A: To use the formula, you need to plug in the values for distance and rate. For example, if you know that a car travels 240 miles in 4 hours, you can use the formula to solve for the rate:

$$r = \frac{d}{t} = \frac{240}{4} = 60$$

Q: What if I have a variable in the equation?

A: If you have a variable in the equation, you can use algebra to solve for the variable. For example, if you have the equation:

$$470 \cdot h = 3,008$$

You can solve for h by dividing both sides of the equation by 470:

$$h = \frac{3,008}{470} = 6.4$$

Q: How do I check my units?

A: To check your units, make sure that your units are consistent. For example, if you are solving for time in hours, make sure that your rate is in miles per hour.

Q: What if I have a fraction in the equation?

A: If you have a fraction in the equation, you can simplify the fraction by dividing the numerator and denominator by their greatest common divisor (GCD). For example, if you have the fraction:

$$\frac{3,008}{470}$$

You can simplify the fraction by dividing both the numerator and denominator by 2:

$$\frac{1,504}{235}$$

Q: How do I use a calculator to solve for time?

A: To use a calculator to solve for time, you can plug in the values for distance and rate, and then divide the distance by the rate. For example, if you know that a car travels 240 miles in 4 hours, you can use a calculator to solve for the rate:

$$r = \frac{d}{t} = \frac{240}{4} = 60$$

Q: What if I have a complex equation?

A: If you have a complex equation, you can use algebra to solve for the variable.
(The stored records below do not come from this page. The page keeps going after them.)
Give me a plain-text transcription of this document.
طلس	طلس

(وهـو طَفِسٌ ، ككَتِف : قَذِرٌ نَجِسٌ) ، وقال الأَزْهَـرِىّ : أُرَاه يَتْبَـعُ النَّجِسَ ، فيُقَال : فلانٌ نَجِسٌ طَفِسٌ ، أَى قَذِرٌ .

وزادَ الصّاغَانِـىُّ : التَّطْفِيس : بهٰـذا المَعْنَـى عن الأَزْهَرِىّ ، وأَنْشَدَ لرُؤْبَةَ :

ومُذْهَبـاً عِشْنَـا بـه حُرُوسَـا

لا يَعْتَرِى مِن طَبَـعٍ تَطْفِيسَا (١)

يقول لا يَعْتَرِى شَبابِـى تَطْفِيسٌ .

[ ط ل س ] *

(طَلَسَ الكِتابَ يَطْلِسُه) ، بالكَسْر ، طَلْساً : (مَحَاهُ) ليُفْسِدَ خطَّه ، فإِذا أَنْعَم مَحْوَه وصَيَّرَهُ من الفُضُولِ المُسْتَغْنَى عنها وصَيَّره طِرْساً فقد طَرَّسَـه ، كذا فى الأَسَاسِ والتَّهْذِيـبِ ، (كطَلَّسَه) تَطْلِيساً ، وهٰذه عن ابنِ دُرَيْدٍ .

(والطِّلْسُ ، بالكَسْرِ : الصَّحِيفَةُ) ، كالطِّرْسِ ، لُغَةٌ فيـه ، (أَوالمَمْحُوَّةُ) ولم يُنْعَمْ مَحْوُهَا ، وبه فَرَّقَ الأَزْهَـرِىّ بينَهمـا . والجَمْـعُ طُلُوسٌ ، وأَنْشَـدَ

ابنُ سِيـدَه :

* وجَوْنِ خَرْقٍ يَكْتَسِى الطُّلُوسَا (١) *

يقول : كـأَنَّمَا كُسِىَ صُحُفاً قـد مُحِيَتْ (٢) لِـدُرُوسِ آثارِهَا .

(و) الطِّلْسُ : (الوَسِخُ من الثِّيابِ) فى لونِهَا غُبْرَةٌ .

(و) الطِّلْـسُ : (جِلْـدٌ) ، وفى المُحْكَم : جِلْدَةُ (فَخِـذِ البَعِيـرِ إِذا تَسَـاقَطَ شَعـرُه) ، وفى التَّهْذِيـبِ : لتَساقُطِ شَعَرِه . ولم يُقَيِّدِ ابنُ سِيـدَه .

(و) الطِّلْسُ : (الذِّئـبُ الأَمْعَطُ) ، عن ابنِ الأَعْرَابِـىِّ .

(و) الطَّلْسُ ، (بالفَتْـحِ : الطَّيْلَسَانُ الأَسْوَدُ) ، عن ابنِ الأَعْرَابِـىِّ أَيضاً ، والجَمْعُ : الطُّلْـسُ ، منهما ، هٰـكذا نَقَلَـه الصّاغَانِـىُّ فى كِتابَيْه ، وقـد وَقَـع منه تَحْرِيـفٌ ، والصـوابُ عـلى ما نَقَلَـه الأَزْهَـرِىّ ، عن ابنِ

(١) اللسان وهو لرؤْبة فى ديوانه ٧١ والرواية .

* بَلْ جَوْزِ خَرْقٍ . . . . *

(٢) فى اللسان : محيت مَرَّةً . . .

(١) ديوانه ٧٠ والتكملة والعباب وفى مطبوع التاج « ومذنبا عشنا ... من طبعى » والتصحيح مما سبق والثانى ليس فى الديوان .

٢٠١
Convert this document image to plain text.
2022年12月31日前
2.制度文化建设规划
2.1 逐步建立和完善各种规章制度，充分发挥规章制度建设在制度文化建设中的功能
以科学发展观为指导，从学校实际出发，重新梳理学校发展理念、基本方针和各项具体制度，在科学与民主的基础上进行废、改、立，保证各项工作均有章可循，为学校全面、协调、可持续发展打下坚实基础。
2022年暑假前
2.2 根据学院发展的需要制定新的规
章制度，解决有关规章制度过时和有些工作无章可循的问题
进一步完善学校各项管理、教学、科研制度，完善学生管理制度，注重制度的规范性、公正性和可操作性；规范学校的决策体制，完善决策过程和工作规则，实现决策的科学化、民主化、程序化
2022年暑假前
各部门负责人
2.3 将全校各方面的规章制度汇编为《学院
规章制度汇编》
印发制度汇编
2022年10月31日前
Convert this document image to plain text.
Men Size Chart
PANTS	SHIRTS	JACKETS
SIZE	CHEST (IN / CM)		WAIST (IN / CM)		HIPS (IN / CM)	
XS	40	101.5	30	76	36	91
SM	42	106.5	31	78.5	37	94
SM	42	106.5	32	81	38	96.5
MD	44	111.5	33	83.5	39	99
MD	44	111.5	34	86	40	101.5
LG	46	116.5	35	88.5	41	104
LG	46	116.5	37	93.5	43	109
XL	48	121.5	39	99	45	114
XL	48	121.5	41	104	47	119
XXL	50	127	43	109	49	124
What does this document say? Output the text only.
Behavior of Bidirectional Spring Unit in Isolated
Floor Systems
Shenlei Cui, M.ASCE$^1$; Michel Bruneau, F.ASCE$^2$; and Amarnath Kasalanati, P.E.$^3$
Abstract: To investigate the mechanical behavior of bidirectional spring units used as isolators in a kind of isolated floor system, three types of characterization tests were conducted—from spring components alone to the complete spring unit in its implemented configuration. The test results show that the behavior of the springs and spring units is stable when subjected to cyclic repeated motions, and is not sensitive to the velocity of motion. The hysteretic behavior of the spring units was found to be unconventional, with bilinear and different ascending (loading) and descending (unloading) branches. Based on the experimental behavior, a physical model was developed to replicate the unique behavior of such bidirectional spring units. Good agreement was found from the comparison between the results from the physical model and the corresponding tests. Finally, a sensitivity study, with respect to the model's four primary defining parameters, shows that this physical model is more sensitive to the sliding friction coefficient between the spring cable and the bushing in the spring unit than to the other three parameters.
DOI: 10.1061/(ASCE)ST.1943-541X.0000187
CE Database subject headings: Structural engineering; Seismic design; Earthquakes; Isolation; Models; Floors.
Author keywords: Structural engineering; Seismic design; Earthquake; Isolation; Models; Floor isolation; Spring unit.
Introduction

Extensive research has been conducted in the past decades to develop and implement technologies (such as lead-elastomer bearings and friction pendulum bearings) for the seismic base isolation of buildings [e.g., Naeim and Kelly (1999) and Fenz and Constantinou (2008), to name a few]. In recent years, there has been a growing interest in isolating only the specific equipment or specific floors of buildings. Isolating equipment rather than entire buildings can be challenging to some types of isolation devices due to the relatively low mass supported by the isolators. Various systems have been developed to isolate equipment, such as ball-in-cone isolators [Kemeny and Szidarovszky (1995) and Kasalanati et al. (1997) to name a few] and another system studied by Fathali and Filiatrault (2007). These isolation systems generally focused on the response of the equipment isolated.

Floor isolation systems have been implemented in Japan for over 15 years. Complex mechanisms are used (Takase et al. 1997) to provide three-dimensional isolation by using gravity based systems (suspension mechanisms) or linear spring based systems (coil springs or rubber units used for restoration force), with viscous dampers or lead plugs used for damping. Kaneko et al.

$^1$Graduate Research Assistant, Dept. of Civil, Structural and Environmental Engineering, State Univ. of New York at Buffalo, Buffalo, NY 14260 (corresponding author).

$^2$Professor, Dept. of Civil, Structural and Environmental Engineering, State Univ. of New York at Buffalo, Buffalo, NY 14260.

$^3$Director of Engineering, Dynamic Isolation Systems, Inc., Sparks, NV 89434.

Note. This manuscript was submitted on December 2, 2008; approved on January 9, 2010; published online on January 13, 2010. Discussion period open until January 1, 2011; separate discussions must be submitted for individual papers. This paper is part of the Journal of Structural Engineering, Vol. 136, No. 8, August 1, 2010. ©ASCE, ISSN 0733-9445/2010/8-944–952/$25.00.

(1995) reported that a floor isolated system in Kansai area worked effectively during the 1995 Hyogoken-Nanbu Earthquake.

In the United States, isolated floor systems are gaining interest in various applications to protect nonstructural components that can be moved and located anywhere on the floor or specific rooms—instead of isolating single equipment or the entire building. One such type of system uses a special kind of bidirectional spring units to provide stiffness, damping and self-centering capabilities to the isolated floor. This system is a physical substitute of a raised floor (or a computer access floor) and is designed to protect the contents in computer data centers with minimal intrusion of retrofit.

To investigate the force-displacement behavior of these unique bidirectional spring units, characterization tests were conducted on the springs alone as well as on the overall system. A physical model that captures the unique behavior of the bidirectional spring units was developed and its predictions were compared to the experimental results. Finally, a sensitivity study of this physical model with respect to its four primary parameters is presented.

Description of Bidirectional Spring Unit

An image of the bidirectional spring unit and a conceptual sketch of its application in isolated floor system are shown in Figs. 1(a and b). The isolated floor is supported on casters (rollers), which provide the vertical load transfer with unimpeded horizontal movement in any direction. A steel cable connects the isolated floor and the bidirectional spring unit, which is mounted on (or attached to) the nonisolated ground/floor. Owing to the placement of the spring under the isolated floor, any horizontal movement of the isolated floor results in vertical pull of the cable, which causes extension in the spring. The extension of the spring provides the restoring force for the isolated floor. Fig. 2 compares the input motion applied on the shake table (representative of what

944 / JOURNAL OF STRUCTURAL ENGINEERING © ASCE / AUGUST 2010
For example, if you have the equation:

$$470 \cdot h + 200 = 3,008$$

You can solve for h by subtracting 200 from both sides of the equation, and then dividing both sides of the equation by 470:

$$h = \frac{3,008 - 200}{470} = \frac{2,808}{470} = 6$$

Q: How do I use a formula to solve for time in a real-world application?

A: To use a formula to solve for time in a real-world application, you need to identify the variables in the equation and plug in the values. For example, if you are planning a road trip and you know the distance to your destination and the speed limit, you can use the formula to solve for the time:

$$t = \frac{d}{r} = \frac{240}{60} = 4$$

Q: What are some common mistakes to avoid when solving for time?

A: Some common mistakes to avoid when solving for time include:

• Not checking units: Make sure that your units are consistent.
• Not simplifying fractions: Simplify fractions by dividing the numerator and denominator by their greatest common divisor (GCD).
• Not using a calculator: Use a calculator to simplify calculations.
• Not checking the equation: Check the equation to make sure that it is correct.

Conclusion

Solving for time is an important concept in mathematics and has many real-world applications. By understanding the formula and using algebra, you can solve for time in a variety of situations. Remember to check your units, simplify fractions, and use a calculator to simplify calculations.